An international research team led by scientists at the University of California, Riverside, and the La Jolla Institute for Immunology has found that malaria parasite genomes are shaped by parasite-specific gene families, and that this genome organization strongly correlates with the parasite’s virulence.
The findings highlight the importance of spatial genome organization in gene regulation and the control of virulence in malaria parasites.
“Our results underscore the idea that compounds targeting proteins involved in establishing and maintaining the genome structure can interfere with parasite development and immune evasion,” said co-lead researcher Karine Le Roch, a professor in the UC Riverside Department of Molecular, Cell and Systems Biology. “Novel intervention strategies targeting the genome structure could thus mark a breakthrough for both vaccine and drug development against malaria.”
Study results appear in the Proceedings of the National Academy of Sciences.
Le Roch, co-leader Ferhat Ay, the Institute Leadership assistant professor of computational biology at La Jolla Institute for Immunology and an assistant adjunct professor at the UC San Diego School of Medicine, and colleagues investigated the 3-D genome organization in five malaria parasites and two related parasites to identify possible connections between genome architecture and pathogenicity.
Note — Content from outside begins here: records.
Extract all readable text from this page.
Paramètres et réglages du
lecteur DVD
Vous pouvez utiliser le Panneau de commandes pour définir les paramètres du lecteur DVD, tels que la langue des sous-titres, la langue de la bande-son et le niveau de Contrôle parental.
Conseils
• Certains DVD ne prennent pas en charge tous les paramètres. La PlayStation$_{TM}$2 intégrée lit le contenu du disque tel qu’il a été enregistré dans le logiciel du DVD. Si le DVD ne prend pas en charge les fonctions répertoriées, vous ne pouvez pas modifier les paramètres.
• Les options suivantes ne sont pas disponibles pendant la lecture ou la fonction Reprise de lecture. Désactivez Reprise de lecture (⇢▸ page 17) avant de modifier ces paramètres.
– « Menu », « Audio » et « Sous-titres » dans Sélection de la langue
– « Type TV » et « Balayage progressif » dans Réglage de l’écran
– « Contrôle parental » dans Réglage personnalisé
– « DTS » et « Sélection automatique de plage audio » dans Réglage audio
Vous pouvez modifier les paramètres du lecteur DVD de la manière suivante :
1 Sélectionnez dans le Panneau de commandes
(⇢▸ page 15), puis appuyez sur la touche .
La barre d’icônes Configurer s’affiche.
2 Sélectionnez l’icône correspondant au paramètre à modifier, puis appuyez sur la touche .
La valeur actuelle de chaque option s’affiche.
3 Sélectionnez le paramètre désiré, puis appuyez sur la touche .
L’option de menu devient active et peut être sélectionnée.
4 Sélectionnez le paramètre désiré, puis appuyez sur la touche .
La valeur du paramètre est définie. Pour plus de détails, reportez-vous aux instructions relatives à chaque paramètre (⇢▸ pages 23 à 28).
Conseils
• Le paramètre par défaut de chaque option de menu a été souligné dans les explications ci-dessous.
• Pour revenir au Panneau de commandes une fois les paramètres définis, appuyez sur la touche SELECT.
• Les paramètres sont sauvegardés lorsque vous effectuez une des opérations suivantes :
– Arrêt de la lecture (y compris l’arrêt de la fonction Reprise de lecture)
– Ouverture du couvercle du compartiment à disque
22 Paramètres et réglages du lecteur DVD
They found that in all five malaria parasites, genome organization is dominated by the clustering of parasite-specific gene families in 3-D space.
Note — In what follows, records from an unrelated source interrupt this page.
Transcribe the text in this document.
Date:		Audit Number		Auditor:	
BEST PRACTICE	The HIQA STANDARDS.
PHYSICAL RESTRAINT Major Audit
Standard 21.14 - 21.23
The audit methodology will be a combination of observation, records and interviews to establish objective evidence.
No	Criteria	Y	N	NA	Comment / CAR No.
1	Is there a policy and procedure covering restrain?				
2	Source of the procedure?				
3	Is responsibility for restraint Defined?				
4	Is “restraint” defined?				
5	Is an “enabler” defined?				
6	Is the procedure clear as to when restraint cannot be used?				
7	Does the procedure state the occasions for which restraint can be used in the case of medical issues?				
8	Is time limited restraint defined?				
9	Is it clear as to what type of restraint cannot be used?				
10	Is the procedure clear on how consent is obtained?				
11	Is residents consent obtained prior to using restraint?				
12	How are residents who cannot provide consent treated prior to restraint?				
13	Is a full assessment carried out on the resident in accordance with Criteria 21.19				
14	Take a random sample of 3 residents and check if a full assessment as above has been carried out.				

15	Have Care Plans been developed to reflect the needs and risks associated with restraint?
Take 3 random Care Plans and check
“Further, this 3-D genome organization in the nucleus plays a role in gene expression and pathogenicity of these deadly parasites,” said Le Roch, director of the UCR Center for Infectious Disease Vector Research and a member of the UCR Institute for Integrative Genome Biology.
The most virulent species of malaria parasites use an “antigenic variation” mechanism to alter their surface proteins and avoid the host immune response. The ability of the parasite to switch its antigenic profile correlates with the parasite’s high virulence. The more capable the parasite is in switching its antigenic profile, the more virulent the parasite.
The researchers found that the two most pathogenic human malaria parasites — Plasmodium falciparumand Plasmodium knowlesi — share unique features in the organization of gene families involved in antigenic variation. P. falciparum and P. knowlesi, they report, have evolved unique gene families — var and SICvar, respectively — that enable these parasites to undergo antigenic variation.
“The organization of other Plasmodium genomes is also driven by their virulence genes — but it is not as strongly seen in them as we see in P. falciparum and P. knowlesi,” Le Roch said.
When the researchers generated similar 3-D genome models for the related human parasites Babesia microti, which causes a malaria-like illness endemic in the United States, and Toxoplasma gondii, which causes toxoplasmosis in individuals with weakened immune systems, they found no association between genome structure and gene expression in general, suggesting this association is Plasmodium-specific.
“Our results, obtained by comparing the five malaria parasites with B. microti and T. gondii, strongly suggest that genome organization in malaria parasites has been shaped by parasite-specific gene families that affect virulence,” Le Roch said.
The researchers also observed significant differences between malaria parasites infecting primates and rodents, suggesting the various parasite lineages have evolved different strategies to survive in their respective hosts.
“One contributing factor could be the life span of the host,” Le Roch said. “Parasites infecting long-lived primates may require escape from adaptive immune responses to establish chronic infections and ensure transmission to a susceptible host, while parasites infecting short-lived rodent hosts may benefit from more flexible expression of their virulence genes.”
Next, the team plans on identifying the molecular components regulating the parasite-specific genes at the chromatin structure level with the goal of identifying new targets for novel therapeutic strategies.
Le Roch and Ay were joined in the research by scientists at UC Riverside; the University of Texas Health Science Center, San Antonio; Emory University; University of Oxford; Mahidol University; Columbia University; Yale School of Medicine, New Haven; University of Nottingham; and Johns Hopkins Bloomberg School of Public Health.
Le Roch was supported in the research by grants from the National Institutes of Health and UC Riverside.